Male, Pediatrics, Lung Neoplasms, Epidemiology, 0302 clinical medicine, Risk Factors, Activities of Daily Living, Prospective Studies, Prospective cohort study, Aged, 80 and over, education.field_of_study, Smoking, Age Factors, Middle Aged, 030220 oncology & carcinogenesis, Carcinoma, Squamous Cell, Female, France, Research Article, Adult, Pulmonary and Respiratory Medicine, medicine.medical_specialty, Frail Elderly, Population, KBP-2010-CPHG, Adenocarcinoma in Situ, Carcinoid Tumor, Adenocarcinoma, Hospitals, General, Hospital, 03 medical and health sciences, Weight Loss, medicine, Humans, Mortality, Lung cancer, education, Aged, Neoplasm Staging, Performance status, business.industry, Cancer, medicine.disease, Small Cell Lung Carcinoma, Clinical trial, Logistic Models, 030228 respiratory system, Multivariate Analysis, Carcinoma, Large Cell, Observational study, business

Abstract

Background Despite the progress seen in the last decade in diagnosis and treatment, lung cancer has still a bad prognosis and a substantial number of patients died within the weeks following diagnosis.
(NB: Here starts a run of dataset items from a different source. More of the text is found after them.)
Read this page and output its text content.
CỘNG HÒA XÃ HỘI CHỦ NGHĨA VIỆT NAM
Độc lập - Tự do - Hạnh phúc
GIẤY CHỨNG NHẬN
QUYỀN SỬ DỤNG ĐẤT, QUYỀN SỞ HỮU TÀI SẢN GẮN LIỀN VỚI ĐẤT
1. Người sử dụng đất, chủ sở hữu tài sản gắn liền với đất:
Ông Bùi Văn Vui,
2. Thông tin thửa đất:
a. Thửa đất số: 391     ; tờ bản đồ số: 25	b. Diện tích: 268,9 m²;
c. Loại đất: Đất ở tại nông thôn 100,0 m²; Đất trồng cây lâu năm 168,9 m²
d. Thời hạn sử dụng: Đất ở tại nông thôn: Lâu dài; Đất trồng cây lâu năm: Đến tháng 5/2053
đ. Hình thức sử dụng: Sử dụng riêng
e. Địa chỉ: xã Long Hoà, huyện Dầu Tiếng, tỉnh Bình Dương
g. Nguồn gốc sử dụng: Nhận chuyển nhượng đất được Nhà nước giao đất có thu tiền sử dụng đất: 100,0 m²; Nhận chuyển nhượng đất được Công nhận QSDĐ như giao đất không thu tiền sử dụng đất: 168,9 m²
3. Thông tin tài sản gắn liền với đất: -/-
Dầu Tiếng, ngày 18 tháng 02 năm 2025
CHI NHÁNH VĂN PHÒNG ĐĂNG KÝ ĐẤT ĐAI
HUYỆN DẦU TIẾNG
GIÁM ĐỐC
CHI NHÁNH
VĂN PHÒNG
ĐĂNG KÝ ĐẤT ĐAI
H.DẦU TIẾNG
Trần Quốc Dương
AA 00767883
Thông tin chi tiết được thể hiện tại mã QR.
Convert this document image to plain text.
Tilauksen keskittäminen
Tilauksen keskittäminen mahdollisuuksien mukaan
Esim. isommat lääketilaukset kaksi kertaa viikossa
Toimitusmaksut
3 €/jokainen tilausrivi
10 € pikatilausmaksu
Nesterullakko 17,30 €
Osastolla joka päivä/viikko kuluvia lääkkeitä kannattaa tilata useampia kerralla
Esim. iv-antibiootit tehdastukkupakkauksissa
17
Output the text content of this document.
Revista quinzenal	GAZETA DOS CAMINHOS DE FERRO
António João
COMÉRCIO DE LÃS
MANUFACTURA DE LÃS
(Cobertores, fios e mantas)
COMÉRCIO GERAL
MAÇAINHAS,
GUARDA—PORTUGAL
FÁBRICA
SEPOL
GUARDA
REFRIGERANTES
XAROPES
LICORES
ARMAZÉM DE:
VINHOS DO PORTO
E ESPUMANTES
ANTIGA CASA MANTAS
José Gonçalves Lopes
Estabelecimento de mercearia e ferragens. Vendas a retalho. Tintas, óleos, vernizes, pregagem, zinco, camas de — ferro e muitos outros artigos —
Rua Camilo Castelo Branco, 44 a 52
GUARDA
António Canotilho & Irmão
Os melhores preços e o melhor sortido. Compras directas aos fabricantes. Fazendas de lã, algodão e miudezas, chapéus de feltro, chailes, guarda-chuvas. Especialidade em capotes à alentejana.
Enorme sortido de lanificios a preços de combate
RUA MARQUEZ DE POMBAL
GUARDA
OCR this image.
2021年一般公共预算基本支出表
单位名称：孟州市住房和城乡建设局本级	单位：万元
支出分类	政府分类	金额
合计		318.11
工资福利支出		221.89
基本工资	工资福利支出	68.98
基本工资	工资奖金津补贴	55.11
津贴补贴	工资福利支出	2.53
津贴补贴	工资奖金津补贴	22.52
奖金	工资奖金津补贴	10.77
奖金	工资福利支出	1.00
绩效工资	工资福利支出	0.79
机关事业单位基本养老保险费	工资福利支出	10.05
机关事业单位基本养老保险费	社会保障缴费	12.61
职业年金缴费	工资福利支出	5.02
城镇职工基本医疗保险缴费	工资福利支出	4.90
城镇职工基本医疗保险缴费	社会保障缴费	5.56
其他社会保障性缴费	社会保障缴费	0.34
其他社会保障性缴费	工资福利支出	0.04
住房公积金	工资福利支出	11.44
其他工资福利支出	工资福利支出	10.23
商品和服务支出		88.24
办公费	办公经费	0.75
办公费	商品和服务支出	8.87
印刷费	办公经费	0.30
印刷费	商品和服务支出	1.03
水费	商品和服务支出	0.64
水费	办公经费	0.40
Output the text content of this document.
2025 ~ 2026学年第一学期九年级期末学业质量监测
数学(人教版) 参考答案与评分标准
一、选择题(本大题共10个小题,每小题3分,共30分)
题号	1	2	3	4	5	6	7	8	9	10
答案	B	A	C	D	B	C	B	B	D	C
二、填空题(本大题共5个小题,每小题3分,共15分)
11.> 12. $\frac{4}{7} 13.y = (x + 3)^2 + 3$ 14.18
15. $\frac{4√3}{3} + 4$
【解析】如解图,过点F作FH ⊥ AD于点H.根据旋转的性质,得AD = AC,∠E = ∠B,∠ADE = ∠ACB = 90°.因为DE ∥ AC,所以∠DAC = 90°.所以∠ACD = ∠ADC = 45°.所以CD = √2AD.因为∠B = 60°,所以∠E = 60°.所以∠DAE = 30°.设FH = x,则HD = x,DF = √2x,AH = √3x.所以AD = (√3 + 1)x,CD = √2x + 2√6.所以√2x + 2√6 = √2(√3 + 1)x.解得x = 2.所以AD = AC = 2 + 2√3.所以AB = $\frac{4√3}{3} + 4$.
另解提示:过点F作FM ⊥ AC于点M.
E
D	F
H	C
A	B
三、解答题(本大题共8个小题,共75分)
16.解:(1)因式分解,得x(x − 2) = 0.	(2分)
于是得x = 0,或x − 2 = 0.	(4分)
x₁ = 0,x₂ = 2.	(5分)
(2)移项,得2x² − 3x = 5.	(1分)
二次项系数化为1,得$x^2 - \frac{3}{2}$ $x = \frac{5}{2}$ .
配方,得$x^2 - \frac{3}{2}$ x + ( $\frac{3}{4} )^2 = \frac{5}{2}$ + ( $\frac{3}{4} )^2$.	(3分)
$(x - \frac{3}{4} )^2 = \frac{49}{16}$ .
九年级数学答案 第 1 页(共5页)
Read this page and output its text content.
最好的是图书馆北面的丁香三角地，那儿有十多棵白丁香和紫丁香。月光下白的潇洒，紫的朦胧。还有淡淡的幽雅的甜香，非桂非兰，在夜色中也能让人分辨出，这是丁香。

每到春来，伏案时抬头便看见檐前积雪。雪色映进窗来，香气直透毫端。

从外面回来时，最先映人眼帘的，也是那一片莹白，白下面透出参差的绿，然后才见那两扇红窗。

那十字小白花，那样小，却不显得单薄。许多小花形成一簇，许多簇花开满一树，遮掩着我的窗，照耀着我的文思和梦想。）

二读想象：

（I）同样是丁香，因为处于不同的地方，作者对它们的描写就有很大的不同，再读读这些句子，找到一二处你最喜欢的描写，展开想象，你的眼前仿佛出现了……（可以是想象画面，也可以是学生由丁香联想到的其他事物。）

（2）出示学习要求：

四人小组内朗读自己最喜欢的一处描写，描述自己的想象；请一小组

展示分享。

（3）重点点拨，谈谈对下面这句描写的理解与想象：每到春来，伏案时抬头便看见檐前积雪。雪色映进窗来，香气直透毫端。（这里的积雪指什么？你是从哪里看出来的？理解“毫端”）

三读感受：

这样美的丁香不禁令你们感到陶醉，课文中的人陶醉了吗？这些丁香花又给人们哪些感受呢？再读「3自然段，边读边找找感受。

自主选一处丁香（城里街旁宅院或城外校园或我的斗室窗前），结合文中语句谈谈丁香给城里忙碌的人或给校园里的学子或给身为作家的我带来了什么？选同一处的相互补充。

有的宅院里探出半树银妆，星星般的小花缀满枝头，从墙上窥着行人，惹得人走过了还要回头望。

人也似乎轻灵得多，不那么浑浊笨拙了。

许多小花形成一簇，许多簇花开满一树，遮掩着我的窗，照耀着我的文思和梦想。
The objective of this study was to quantify early mortality in lung cancer, to identify patients who are at high risk of early decease, and to describe their management in a real world. Methods Prospective observational study including consecutively all adult patients managed for primary lung cancer histologically or cytologically diagnosed in 2010 in the respiratory medicine department of one of the participating French general hospitals. Patients and cancer characteristics and first therapeutic strategy were collected at diagnosis. Dates of death were obtained from investigators or town council of the patient’s birth place. All fatal cases were considered regardless of the cause of the death. Multivariate logistic regression model was used to determine the factors significantly and independently associated with death at 1 and 3 months. Results Seven thousand fifty-one patients from 104 centres were included in the study. Vital status was obtained for 6,981 patients. Respectively, 678 (9.7 %) and 1,621 (23.2 %) of the 6,981 patients with available data died within 1 and 3 months following diagnosis. As compared with the other patients, they were significantly older and frailer (based on performance status [PS] and recent weight loss) and more frequently reported stage IV tumour. Overall, 64.5 % (1 month) and 42.8 % (3 months) of patients had no cancer therapy and less than 1 % were included in a therapeutic trial. Conclusion About one in four patients died within 3 months following lung cancer diagnosis. Early mortality mainly involves frail patients with advanced cancer and is associated with lack of cancer therapy. This supports the need for early diagnosis and clinical trials in this population. Reducing early mortality to give supplementary time to patients to organise the future is a major challenge for 21st century physicians.